使い勝手が変わっていないというのは、旧モデルからの乗り換えを検討しているユーザーにとっては一番の安心材料になるかなと思います。まさに、良いところは残し、古くなった部分は現代的にアップデートした理想的な後継機と言えるでしょう。
主な変更点のまとめ
- 外観の整理:外部ループを廃止し、引っ掛かりのないクリーンなデザインへ
- ロゴの高級化:プリントから刺繍への変更で、耐久性と見た目の質感が向上
- パッカブルの維持:フロントポケットに本体を収納できる機能はそのまま継続
- 倫理的製造:フェアトレード認証施設での製造となり、ブランド価値を強化

ヒリアド15の耐久性を支えるコーデュラ素材の魅力
素材の進化については、ヒリアド15の最も特筆すべき点かもしれません。主生地には、信頼の「100d SD コーデュラ ナイロン 6,6 ドビー」が採用されています。インデックス15で使用されていたナイロンも軽量で優秀でしたが、コーデュラ素材はミリタリーやワークウェアでも使われるほど、摩耗や引き裂きに対して圧倒的な強さを誇ります。

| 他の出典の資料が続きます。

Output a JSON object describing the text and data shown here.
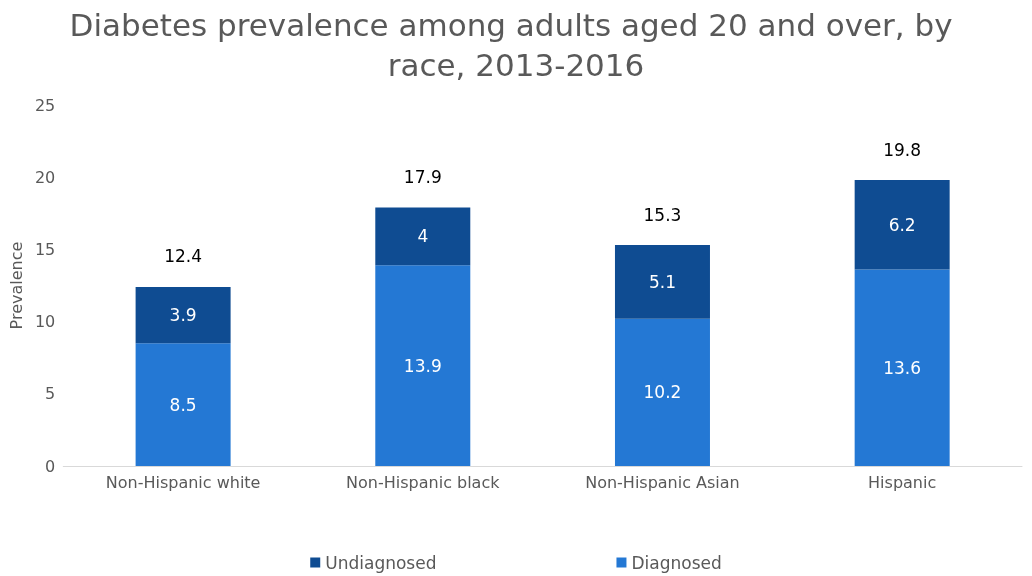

驚くべきは、耐久性が大幅に向上しているにもかかわらず、公称重量が約200gと、インデックス15(220g)よりもさらに軽量化されていることです。これはアークテリクスの素材工学の賜物と言えるでしょう。
また、裏地には200dのポリエステルを使用し、表面には環境に配慮したPFCフリーのDWR(耐久撥水)加工が施されています。これにより、小雨程度であれば十分に弾いてくれる安心感があります。
ただ、一点だけ筆者が気になっているのは、内部のポリウレタン(PU)コーティングです。インデックス15でも数年使うと加水分解による剥離が話題になることがありましたが、これは薄型軽量パックの宿命とも言える課題です。ヒリアド15で素材が変わったとはいえ、湿気の多い場所での保管は避けるなど、最低限のケアはしてあげたいところですね。
100dコーデュラナイロンが選ばれた理由
なぜあえて高価なコーデュラ素材を採用したのか。それは、この15リットルという絶妙なサイズが、今や「サミットパック」としてだけでなく、毎日の「通勤・通学」や「お買い物バッグ」として過酷に使い倒されることをアークテリクスが理解しているからだと思います。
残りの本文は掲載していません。